Du 30 avril au 2 novembre 2025, le Mucem accueille l’exposition « Amazighes – Cycles, parures, motifs », une immersion sensorielle et anthropologique dans les cultures amazighes, à travers plus de 150 objets et œuvres allant du XIXe siècle à nos jours. Portée par l’architecte et anthropologue Salima Naji, commissaire de l’exposition, et scénographiée par Claudine Bertomeu, cette proposition articule esthétique et savoirs traditionnels en mettant en valeur un héritage immémorial, inscrit dans les cycles de la vie et du vivant.

Rites de passage et savoirs gravés

Organisée autour des cycles de l’existence – naissance, enfance, puberté, mariage, maternité – l’exposition déploie un parcours initiatique.

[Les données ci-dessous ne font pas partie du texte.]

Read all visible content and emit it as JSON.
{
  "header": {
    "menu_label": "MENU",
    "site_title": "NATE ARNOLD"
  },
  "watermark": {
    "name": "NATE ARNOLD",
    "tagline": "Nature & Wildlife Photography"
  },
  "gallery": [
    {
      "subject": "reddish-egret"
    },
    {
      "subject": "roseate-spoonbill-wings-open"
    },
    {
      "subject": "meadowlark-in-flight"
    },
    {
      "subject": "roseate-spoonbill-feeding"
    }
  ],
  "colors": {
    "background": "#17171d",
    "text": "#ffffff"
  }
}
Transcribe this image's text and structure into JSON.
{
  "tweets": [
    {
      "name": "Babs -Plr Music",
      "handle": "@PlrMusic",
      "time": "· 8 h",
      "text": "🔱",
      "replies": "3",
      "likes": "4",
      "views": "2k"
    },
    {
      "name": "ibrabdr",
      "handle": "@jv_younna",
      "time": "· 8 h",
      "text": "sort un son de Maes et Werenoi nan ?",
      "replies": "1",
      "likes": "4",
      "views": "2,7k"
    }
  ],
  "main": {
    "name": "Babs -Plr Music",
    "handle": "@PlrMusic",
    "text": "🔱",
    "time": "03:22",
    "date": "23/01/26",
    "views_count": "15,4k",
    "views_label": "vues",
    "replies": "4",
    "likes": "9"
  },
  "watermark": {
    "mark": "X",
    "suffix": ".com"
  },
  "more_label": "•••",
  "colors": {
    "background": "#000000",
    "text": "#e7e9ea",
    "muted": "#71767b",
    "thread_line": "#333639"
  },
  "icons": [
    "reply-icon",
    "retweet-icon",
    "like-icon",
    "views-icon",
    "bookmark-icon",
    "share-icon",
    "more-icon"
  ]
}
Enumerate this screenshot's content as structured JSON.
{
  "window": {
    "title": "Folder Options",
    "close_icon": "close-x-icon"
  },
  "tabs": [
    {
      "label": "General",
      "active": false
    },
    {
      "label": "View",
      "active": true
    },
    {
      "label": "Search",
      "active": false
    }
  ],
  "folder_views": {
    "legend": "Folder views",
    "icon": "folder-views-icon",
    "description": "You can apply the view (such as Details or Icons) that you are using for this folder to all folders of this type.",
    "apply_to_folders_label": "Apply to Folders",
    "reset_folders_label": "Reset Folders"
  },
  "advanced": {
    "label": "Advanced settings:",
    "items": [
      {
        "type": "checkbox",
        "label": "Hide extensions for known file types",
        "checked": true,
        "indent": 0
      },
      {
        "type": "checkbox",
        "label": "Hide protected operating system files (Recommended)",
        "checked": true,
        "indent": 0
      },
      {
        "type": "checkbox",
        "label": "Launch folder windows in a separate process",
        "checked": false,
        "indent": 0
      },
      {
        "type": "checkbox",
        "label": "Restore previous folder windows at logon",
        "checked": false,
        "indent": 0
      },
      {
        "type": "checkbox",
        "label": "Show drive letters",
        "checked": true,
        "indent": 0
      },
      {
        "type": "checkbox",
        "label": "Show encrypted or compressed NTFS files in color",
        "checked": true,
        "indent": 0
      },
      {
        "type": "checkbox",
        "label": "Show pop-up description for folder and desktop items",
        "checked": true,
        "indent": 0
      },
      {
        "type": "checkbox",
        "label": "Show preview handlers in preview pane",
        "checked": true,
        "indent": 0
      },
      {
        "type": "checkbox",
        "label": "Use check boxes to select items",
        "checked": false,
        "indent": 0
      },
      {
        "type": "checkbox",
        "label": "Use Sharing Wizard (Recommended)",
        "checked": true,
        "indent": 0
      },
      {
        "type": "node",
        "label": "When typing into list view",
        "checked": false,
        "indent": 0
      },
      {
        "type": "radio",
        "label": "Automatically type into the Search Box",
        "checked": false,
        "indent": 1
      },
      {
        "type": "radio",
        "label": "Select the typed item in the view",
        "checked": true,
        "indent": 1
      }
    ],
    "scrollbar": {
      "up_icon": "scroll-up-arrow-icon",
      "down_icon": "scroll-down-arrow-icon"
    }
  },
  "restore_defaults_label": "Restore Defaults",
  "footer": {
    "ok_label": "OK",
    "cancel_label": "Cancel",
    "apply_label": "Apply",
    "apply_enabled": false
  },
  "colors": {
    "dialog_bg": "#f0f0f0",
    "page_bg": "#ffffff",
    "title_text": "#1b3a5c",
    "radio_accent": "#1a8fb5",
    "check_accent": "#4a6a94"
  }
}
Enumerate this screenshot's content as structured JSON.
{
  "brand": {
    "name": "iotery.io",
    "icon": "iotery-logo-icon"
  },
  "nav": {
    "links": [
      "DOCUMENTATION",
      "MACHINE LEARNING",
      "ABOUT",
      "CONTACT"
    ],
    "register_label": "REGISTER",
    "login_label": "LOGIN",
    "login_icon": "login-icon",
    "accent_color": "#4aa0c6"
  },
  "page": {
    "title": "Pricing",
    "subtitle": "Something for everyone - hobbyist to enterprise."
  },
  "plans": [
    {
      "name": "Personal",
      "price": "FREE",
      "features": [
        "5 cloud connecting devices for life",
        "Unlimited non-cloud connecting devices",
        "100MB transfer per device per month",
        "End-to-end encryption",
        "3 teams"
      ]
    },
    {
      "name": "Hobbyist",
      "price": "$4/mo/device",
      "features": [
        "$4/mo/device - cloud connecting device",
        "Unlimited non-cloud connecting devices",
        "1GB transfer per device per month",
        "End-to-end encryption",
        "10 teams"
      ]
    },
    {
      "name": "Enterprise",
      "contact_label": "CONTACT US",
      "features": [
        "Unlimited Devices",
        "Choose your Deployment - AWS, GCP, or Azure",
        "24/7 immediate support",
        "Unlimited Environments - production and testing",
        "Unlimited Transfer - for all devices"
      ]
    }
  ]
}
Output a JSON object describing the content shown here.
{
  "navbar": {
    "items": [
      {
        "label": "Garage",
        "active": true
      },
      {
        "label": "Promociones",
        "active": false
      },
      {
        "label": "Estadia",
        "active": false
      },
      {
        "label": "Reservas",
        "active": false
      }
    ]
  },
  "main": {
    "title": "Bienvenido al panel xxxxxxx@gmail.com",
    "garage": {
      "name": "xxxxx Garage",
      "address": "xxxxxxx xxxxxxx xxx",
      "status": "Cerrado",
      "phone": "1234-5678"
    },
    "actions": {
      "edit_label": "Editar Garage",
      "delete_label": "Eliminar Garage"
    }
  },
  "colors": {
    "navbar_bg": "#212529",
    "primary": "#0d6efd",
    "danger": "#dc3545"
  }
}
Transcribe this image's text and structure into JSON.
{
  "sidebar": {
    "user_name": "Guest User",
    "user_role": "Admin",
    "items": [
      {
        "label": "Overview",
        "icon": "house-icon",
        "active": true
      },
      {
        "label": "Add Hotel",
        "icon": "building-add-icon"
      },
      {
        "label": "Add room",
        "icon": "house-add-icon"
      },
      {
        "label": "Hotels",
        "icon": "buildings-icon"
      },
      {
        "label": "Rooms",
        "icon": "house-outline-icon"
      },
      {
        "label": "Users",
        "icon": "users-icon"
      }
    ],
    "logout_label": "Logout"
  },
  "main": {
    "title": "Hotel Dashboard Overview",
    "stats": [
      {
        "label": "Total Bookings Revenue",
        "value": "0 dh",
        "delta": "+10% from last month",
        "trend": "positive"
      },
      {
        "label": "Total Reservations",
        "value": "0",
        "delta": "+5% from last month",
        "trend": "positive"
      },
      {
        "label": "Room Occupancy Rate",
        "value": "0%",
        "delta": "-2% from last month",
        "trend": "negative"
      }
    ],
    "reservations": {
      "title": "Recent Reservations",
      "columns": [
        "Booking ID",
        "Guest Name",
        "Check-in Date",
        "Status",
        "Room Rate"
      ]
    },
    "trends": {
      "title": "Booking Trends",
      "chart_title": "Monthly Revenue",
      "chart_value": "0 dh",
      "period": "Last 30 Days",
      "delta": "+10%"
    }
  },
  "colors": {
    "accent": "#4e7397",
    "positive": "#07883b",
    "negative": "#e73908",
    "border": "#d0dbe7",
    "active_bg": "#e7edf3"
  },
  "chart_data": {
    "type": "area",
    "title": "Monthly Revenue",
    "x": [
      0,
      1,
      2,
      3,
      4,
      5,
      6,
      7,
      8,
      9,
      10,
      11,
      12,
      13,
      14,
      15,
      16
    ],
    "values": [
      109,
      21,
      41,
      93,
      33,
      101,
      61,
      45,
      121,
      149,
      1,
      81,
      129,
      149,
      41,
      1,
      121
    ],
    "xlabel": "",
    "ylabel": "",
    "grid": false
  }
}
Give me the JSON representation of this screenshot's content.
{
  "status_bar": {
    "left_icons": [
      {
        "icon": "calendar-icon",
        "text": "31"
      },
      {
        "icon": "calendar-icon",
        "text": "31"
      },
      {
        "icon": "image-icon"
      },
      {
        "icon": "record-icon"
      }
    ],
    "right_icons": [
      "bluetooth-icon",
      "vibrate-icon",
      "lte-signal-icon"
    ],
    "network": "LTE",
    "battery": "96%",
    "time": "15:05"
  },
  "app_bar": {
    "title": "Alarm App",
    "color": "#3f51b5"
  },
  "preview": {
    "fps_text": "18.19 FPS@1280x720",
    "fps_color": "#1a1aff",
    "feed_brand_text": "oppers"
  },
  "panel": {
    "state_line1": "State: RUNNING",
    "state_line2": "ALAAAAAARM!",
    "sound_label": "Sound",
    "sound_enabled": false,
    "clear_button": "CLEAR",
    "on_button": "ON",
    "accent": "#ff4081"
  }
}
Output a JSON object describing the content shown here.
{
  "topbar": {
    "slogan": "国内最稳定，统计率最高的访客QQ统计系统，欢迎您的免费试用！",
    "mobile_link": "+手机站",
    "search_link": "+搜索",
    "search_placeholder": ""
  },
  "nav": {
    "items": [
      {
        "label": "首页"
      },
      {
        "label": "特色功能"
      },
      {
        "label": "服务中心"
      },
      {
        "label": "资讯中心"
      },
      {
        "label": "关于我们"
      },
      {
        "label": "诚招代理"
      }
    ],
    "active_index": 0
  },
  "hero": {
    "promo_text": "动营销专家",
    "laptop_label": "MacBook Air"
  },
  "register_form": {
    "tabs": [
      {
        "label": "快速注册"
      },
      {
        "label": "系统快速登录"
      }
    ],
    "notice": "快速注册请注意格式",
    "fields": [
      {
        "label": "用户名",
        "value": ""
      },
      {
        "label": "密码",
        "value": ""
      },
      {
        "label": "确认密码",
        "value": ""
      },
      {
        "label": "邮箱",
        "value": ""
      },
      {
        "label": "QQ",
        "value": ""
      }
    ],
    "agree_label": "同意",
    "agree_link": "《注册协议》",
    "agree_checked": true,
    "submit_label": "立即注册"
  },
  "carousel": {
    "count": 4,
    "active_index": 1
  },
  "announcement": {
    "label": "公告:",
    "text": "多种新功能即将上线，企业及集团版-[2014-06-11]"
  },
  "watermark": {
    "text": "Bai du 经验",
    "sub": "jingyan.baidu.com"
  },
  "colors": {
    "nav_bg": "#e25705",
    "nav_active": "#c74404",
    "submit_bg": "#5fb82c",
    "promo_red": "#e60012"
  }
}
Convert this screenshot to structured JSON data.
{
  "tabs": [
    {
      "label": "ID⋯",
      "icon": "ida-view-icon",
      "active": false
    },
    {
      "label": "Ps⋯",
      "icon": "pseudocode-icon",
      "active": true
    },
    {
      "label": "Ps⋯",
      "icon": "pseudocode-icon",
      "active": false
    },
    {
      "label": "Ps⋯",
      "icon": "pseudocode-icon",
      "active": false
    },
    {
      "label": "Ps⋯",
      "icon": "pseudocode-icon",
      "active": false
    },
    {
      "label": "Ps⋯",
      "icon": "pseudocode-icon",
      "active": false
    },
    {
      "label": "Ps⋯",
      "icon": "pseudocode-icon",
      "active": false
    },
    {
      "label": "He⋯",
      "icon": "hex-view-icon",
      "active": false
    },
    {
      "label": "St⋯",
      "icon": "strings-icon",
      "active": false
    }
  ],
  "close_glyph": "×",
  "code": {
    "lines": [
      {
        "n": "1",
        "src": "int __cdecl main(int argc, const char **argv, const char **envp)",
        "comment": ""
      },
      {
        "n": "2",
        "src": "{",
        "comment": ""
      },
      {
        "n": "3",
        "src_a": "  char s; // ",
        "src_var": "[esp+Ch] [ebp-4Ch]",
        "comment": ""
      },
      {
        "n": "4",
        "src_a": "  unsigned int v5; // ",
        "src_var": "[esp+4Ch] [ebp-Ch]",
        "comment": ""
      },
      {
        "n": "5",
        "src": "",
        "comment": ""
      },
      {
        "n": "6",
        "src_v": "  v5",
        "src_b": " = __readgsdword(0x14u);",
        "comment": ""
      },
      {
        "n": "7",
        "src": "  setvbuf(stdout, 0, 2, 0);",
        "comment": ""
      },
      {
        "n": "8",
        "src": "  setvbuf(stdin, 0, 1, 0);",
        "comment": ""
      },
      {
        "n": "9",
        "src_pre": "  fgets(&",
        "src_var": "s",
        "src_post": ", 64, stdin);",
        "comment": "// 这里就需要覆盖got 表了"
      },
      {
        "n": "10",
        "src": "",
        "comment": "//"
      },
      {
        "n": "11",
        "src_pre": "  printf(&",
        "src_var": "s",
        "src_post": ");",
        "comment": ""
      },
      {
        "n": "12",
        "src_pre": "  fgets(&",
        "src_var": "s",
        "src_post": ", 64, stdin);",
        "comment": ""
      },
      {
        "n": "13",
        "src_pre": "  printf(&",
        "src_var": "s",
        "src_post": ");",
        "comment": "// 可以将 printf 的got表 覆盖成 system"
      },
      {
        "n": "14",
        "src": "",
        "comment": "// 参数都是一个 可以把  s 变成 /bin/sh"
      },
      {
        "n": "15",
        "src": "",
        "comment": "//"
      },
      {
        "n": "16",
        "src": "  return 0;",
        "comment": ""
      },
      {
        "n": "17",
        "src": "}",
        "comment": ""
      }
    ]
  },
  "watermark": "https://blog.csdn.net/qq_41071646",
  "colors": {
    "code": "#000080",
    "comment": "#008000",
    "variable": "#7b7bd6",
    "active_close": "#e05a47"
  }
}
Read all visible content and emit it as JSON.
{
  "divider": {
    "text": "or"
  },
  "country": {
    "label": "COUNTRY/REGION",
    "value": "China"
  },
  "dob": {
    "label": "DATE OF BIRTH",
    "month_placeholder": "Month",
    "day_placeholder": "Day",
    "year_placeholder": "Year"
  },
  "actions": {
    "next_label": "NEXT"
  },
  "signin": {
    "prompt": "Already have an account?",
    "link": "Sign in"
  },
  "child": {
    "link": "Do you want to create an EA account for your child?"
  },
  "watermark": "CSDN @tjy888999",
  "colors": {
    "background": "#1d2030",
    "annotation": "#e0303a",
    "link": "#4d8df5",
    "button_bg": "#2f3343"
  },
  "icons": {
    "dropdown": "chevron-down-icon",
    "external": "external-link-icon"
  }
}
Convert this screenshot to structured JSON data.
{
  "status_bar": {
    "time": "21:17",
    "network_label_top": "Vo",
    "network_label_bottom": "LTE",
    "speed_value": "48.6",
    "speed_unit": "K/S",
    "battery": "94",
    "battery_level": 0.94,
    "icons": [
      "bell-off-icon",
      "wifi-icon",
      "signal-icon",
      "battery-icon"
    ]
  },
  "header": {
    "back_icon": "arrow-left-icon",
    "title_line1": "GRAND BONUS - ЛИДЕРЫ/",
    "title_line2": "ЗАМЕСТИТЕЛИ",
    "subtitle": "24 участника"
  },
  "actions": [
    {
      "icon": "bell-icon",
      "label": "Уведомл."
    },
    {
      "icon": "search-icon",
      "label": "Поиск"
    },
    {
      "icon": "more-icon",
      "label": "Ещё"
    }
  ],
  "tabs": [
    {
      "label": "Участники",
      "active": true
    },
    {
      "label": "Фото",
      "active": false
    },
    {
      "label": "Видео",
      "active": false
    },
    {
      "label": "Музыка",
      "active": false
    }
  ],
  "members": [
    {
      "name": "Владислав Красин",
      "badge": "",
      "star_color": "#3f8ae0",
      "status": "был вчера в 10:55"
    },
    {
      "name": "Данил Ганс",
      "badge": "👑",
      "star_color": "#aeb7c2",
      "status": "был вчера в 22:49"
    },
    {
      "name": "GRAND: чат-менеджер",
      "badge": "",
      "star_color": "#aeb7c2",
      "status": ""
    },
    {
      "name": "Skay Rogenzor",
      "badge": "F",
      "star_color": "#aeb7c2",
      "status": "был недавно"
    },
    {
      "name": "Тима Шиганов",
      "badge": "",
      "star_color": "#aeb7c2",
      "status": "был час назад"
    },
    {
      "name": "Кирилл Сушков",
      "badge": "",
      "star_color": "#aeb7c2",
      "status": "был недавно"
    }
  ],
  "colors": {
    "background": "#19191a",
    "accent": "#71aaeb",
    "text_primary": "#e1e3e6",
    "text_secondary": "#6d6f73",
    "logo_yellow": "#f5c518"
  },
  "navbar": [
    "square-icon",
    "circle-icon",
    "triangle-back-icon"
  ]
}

Elle s’ouvre sur les figures archétypales des déesses mères, symboles matriciels de fécondité, de protection et de régénération, et propose une circulation inspirée des rythmes du corps et de la nature. Parures, objets rituels, poteries, tissages, tatouages : tous portent la trace d’un langage graphique ancien, transmis de génération en génération, comme une mémoire tatouée au creux des gestes.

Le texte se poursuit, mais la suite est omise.